Soda, his dog, whined, and the sound scraped the inside of his skull. Soda’s cold nose bumped Eli’s hand, then dug under the blanket for Eli’s face, which he licked, breathing the stomach-turning scent of dog mouth all over him.
“Okay, okay.” Eli sat up and waited for the world to stop spinning before attempting to stand.
Looking down at himself, he realized he’d passed out last night cradling a bottle of bourbon like a lover, with one sock, no shirt, and his pants still on.
He dumped food in Soda’s bowl, getting half of it on the floor, but he didn’t bother to pick it up. Soda would take care of that.
Appalled, he pulled four condoms out of his back pocket. He remembered a half-formed plan to head into town to find Caitlyn or another woman who would make him forget his life for a few minutes.
Luckily, he’d been too drunk to remember where his keys were.
After getting dressed, he braced one hand against the door so he could fish his sunglasses from the bucket of crap by the front window without falling on his face. He burped up a mouthful of fumes, grossing himself out.
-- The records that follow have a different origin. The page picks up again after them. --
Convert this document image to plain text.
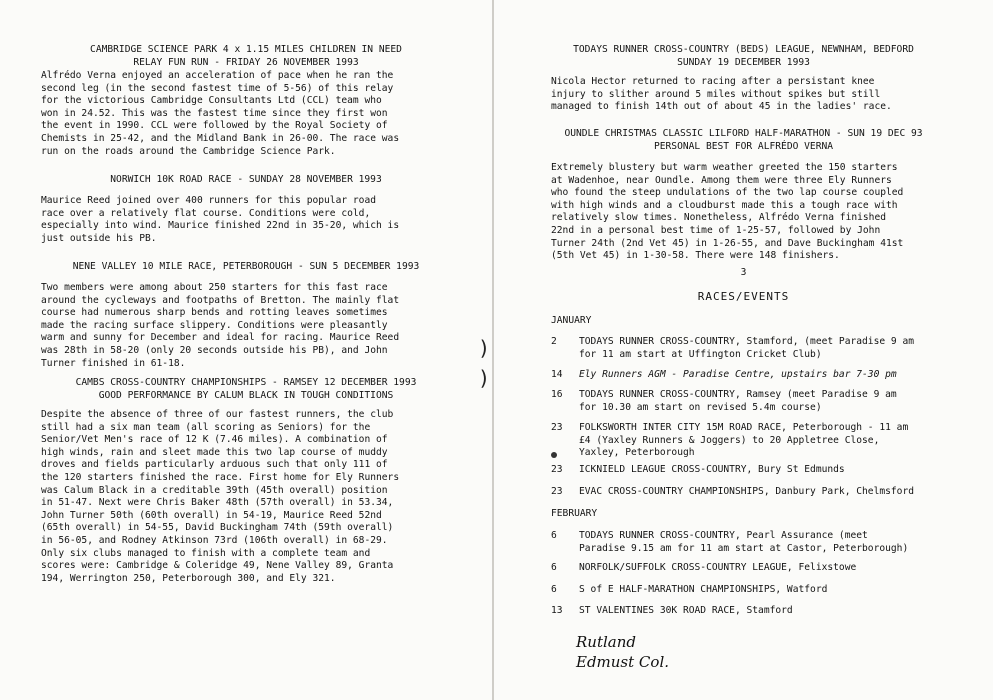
CAMBRIDGE SCIENCE PARK 4 x 1.15 MILES CHILDREN IN NEED
RELAY FUN RUN - FRIDAY 26 NOVEMBER 1993
Alfrédo Verna enjoyed an acceleration of pace when he ran the
second leg (in the second fastest time of 5-56) of this relay
for the victorious Cambridge Consultants Ltd (CCL) team who
won in 24.52. This was the fastest time since they first won
the event in 1990. CCL were followed by the Royal Society of
Chemists in 25-42, and the Midland Bank in 26-00. The race was
run on the roads around the Cambridge Science Park.
NORWICH 10K ROAD RACE - SUNDAY 28 NOVEMBER 1993
Maurice Reed joined over 400 runners for this popular road
race over a relatively flat course. Conditions were cold,
especially into wind. Maurice finished 22nd in 35-20, which is
just outside his PB.
NENE VALLEY 10 MILE RACE, PETERBOROUGH - SUN 5 DECEMBER 1993
Two members were among about 250 starters for this fast race
around the cycleways and footpaths of Bretton. The mainly flat
course had numerous sharp bends and rotting leaves sometimes
made the racing surface slippery. Conditions were pleasantly
warm and sunny for December and ideal for racing. Maurice Reed
was 28th in 58-20 (only 20 seconds outside his PB), and John
Turner finished in 61-18.
CAMBS CROSS-COUNTRY CHAMPIONSHIPS - RAMSEY 12 DECEMBER 1993
GOOD PERFORMANCE BY CALUM BLACK IN TOUGH CONDITIONS
Despite the absence of three of our fastest runners, the club
still had a six man team (all scoring as Seniors) for the
Senior/Vet Men's race of 12 K (7.46 miles). A combination of
high winds, rain and sleet made this two lap course of muddy
droves and fields particularly arduous such that only 111 of
the 120 starters finished the race. First home for Ely Runners
was Calum Black in a creditable 39th (45th overall) position
in 51-47. Next were Chris Baker 48th (57th overall) in 53.34,
John Turner 50th (60th overall) in 54-19, Maurice Reed 52nd
(65th overall) in 54-55, David Buckingham 74th (59th overall)
in 56-05, and Rodney Atkinson 73rd (106th overall) in 68-29.
Only six clubs managed to finish with a complete team and
scores were: Cambridge & Coleridge 49, Nene Valley 89, Granta
194, Werrington 250, Peterborough 300, and Ely 321.
)
)
TODAYS RUNNER CROSS-COUNTRY (BEDS) LEAGUE, NEWNHAM, BEDFORD
SUNDAY 19 DECEMBER 1993
Nicola Hector returned to racing after a persistant knee
injury to slither around 5 miles without spikes but still
managed to finish 14th out of about 45 in the ladies' race.
OUNDLE CHRISTMAS CLASSIC LILFORD HALF-MARATHON - SUN 19 DEC 93
PERSONAL BEST FOR ALFRÉDO VERNA
Extremely blustery but warm weather greeted the 150 starters
at Wadenhoe, near Oundle. Among them were three Ely Runners
who found the steep undulations of the two lap course coupled
with high winds and a cloudburst made this a tough race with
relatively slow times. Nonetheless, Alfrédo Verna finished
22nd in a personal best time of 1-25-57, followed by John
Turner 24th (2nd Vet 45) in 1-26-55, and Dave Buckingham 41st
(5th Vet 45) in 1-30-58. There were 148 finishers.
3
RACES/EVENTS
JANUARY
2	TODAYS RUNNER CROSS-COUNTRY, Stamford, (meet Paradise 9 am
for 11 am start at Uffington Cricket Club)
14	Ely Runners AGM - Paradise Centre, upstairs bar 7-30 pm
16	TODAYS RUNNER CROSS-COUNTRY, Ramsey (meet Paradise 9 am
for 10.30 am start on revised 5.4m course)
23	FOLKSWORTH INTER CITY 15M ROAD RACE, Peterborough - 11 am
£4 (Yaxley Runners & Joggers) to 20 Appletree Close,
Yaxley, Peterborough
23	ICKNIELD LEAGUE CROSS-COUNTRY, Bury St Edmunds
23	EVAC CROSS-COUNTRY CHAMPIONSHIPS, Danbury Park, Chelmsford
FEBRUARY
6	TODAYS RUNNER CROSS-COUNTRY, Pearl Assurance (meet
Paradise 9.15 am for 11 am start at Castor, Peterborough)
6	NORFOLK/SUFFOLK CROSS-COUNTRY LEAGUE, Felixstowe
6	S of E HALF-MARATHON CHAMPIONSHIPS, Watford
13	ST VALENTINES 30K ROAD RACE, Stamford
Rutland
Edmust Col.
This was why he didn’t drink. He couldn’t stand himself hungover. The smell reminded him of his dad nursing a hangover every other morning. Sitting at the breakfast table, his head cradled in his hands, while Eli finished the toast he’d made himself. Eli used to drive himself to school those mornings, his father slouched in the passenger seat, his hat pulled low over his eyes as he dozed on the twenty-minute drive into town.
Like father, like son
. The bitter thought was an angry bull and he gave it free rein as he jerked open the door.
As the sunlight attacked, his skin cringed in terror and his eyes screamed in surrender.
He wanted more than anything to crawl back into the house and hide until his head stopped hating him. But the sun was up and the animals were hungry and he’d already had a stomachful of self-pity.
Halfway down the steps he smelled something different on the breeze. Something delicious and life-saving. Coffee.